Wenn wir uns ständig darüber Gedanken machen was die anderen von uns denken könnten, werden wir garantiert unglücklich. Also: wie werde ich unabhängig von der Meinung anderer? Wichtig ist, sich selbst und seinen eigenen Werten zu folgen und sich nicht von der Meinung anderer abhängig zu machen. Doch das ist einfacher gesagt als getan, denn schon als Kind lernen wir, dass wir brav sein und uns entsprechend verhalten müssen, um die Anerkennung der anderen, vor allem der Eltern, zu bekommen. Wir sind soziale Wesen – um nicht von der Gruppe verstoßen zu werden, müssen wir gemocht werden, also passen wir uns an und tun was der Gruppe gefällt. 
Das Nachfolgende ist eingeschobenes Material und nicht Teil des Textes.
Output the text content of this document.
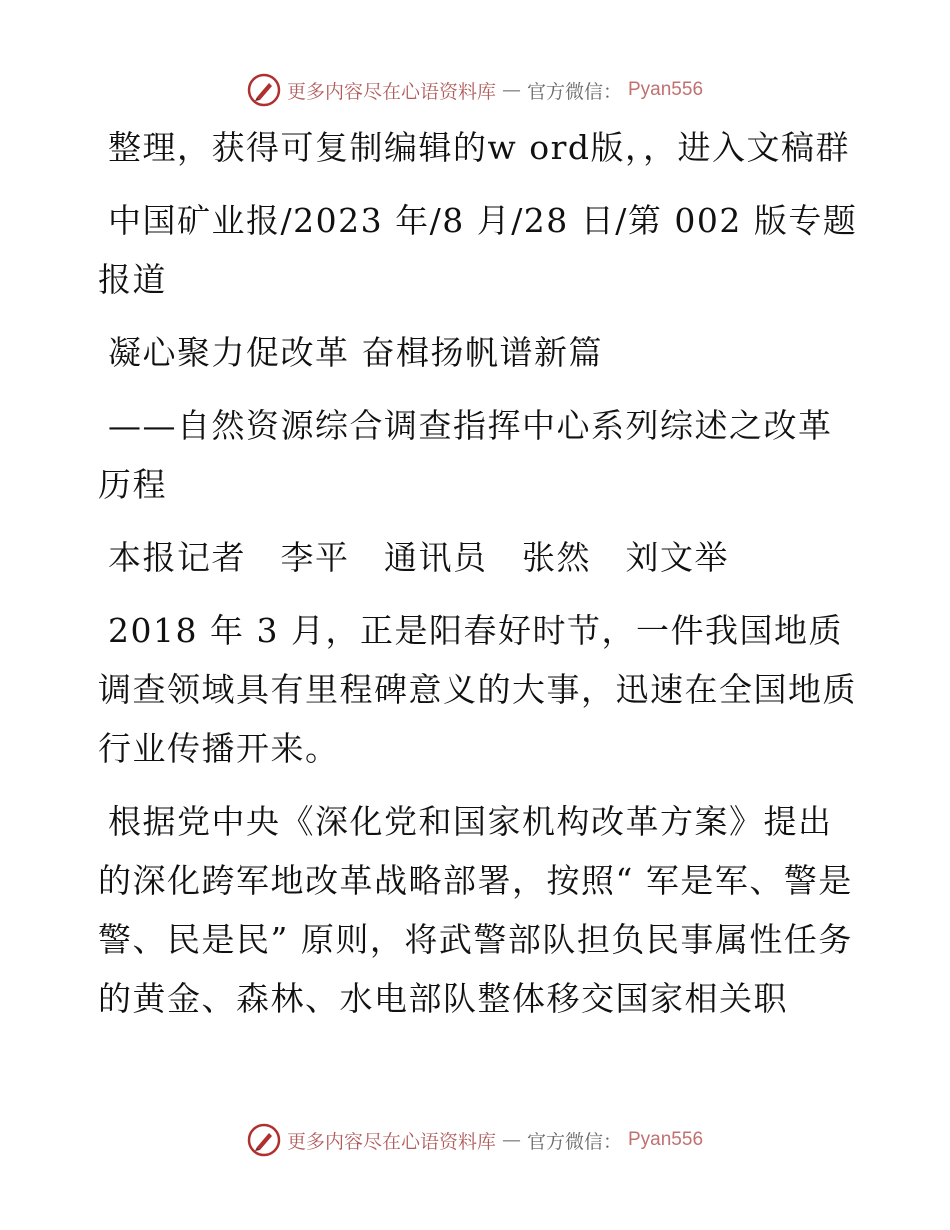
更多内容尽在心语资料库 — 官方微信： Pyan556

整理，获得可复制编辑的w ord版，，进入文稿群

中国矿业报/2023 年/8 月/28 日/第 002 版专题报道

凝心聚力促改革 奋楫扬帆谱新篇

——自然资源综合调查指挥中心系列综述之改革历程

本报记者　李平　通讯员　张然　刘文举

2018 年 3 月，正是阳春好时节，一件我国地质调查领域具有里程碑意义的大事，迅速在全国地质行业传播开来。

根据党中央《深化党和国家机构改革方案》提出的深化跨军地改革战略部署，按照“ 军是军、警是警、民是民” 原则，将武警部队担负民事属性任务的黄金、森林、水电部队整体移交国家相关职

更多内容尽在心语资料库 — 官方微信： Pyan556
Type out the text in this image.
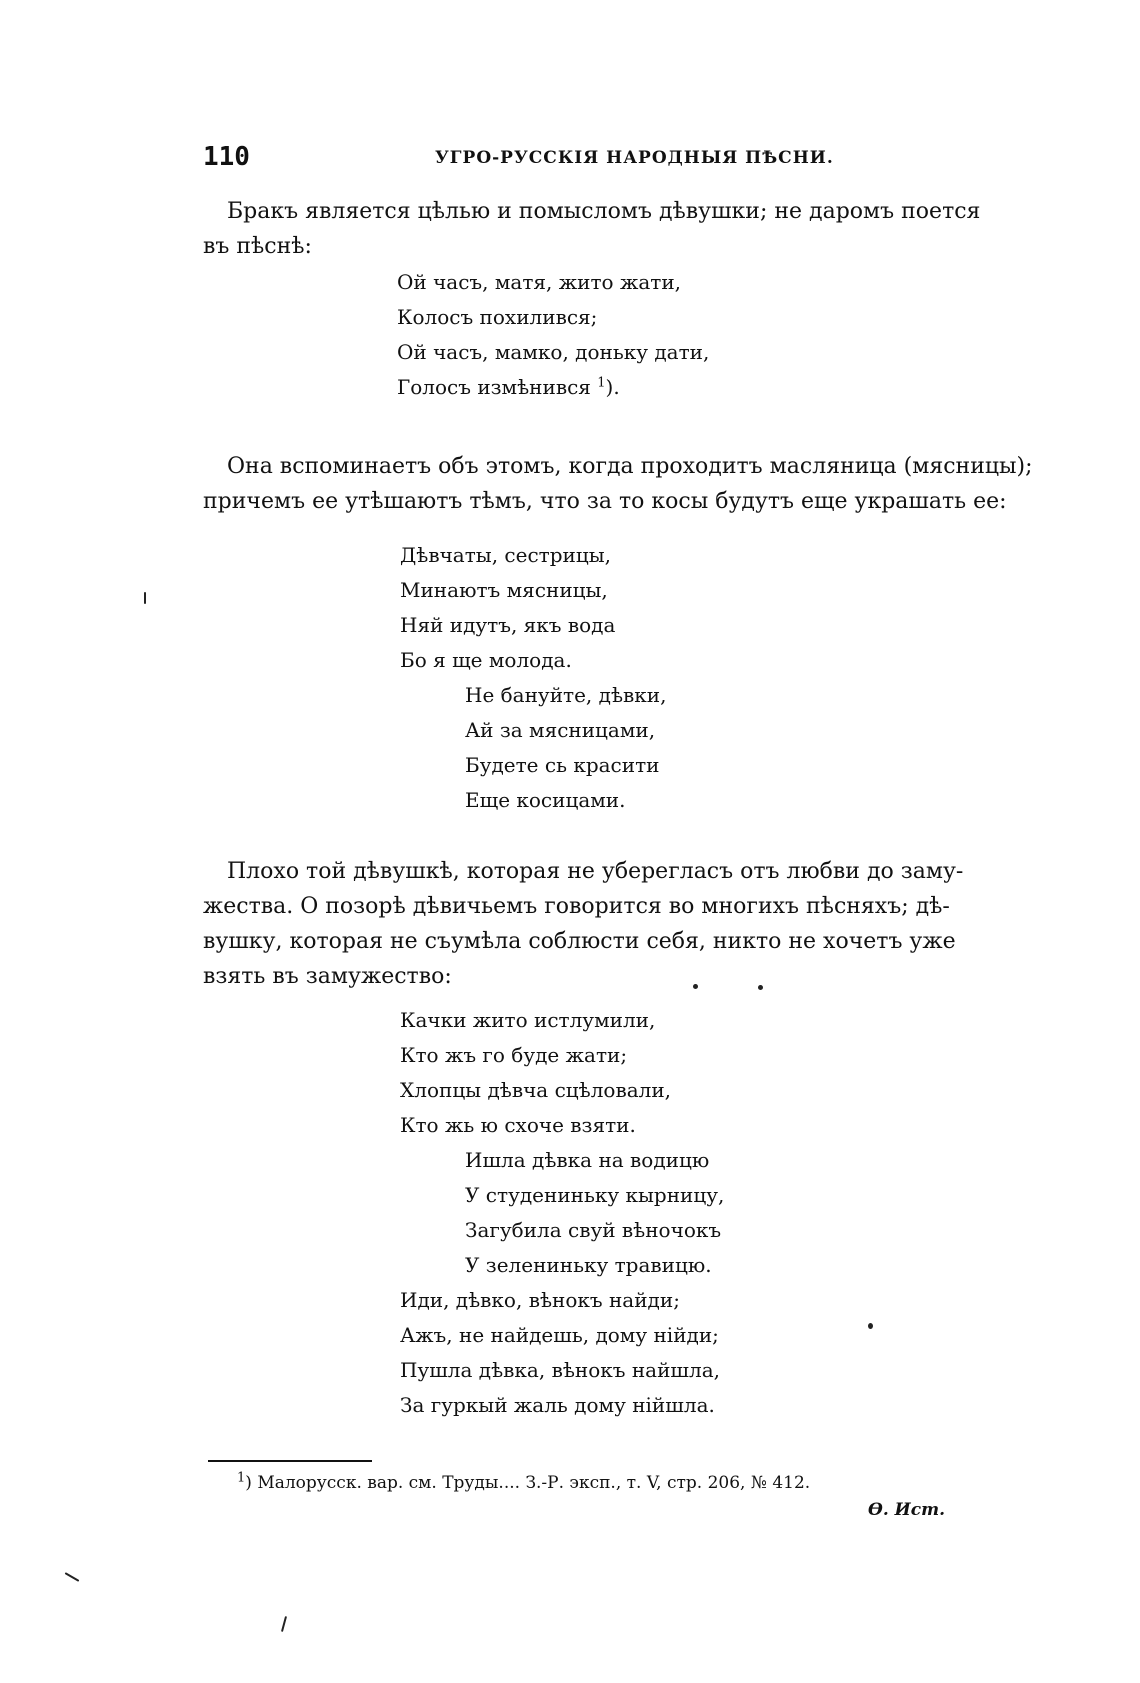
110	УГРО-РУССКІЯ НАРОДНЫЯ ПѢСНИ.
Бракъ является цѣлью и помысломъ дѣвушки; не даромъ поется
въ пѣснѣ:
Ой часъ, матя, жито жати,
Колосъ похилився;
Ой часъ, мамко, доньку дати,
Голосъ измѣнився $^1$).
Она вспоминаетъ объ этомъ, когда проходитъ масляница (мясницы);
причемъ ее утѣшаютъ тѣмъ, что за то косы будутъ еще украшать ее:
Дѣвчаты, сестрицы,
Минаютъ мясницы,
Няй идутъ, якъ вода
Бо я ще молода.
Не бануйте, дѣвки,
Ай за мясницами,
Будете сь красити
Еще косицами.
Плохо той дѣвушкѣ, которая не уберегласъ отъ любви до заму-
жества. О позорѣ дѣвичьемъ говорится во многихъ пѣсняхъ; дѣ-
вушку, которая не съумѣла соблюсти себя, никто не хочетъ уже
взять въ замужество:
Качки жито истлумили,
Кто жъ го буде жати;
Хлопцы дѣвча сцѣловали,
Кто жь ю схоче взяти.
Ишла дѣвка на водицю
У студениньку кырницу,
Загубила свуй вѣночокъ
У зелениньку травицю.
Иди, дѣвко, вѣнокъ найди;
Ажъ, не найдешь, дому нійди;
Пушла дѣвка, вѣнокъ найшла,
За гуркый жаль дому нійшла.
$^1$) Малорусск. вар. см. Труды.... З.-Р. эксп., т. V, стр. 206, № 412.
Ѳ. Ист.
Aber sollte es wirklich unser höchstes Ziel sein, anderen immer gefallen zu wollen? Warum ist die Meinung der Eltern, Freunde, Gruppe oder Gesellschaft wichtiger als meine eigene? Diese Frage sollten wir uns immer wieder vor Augen führen und erkennen, dass wir es sowieso nie allen rechtmachen können. Wir sind alle unterschiedlich und was für den Einen einen hohen Stellenwert hat, ist für den Nächsten möglicherweise bedeutungslos. Deshalb frage dich, was dir wichtig ist und treffe Entscheidungen, die du vertrittst, auch wenn dein Umfeld vielleicht zunächst schockiert oder abwertend reagiert.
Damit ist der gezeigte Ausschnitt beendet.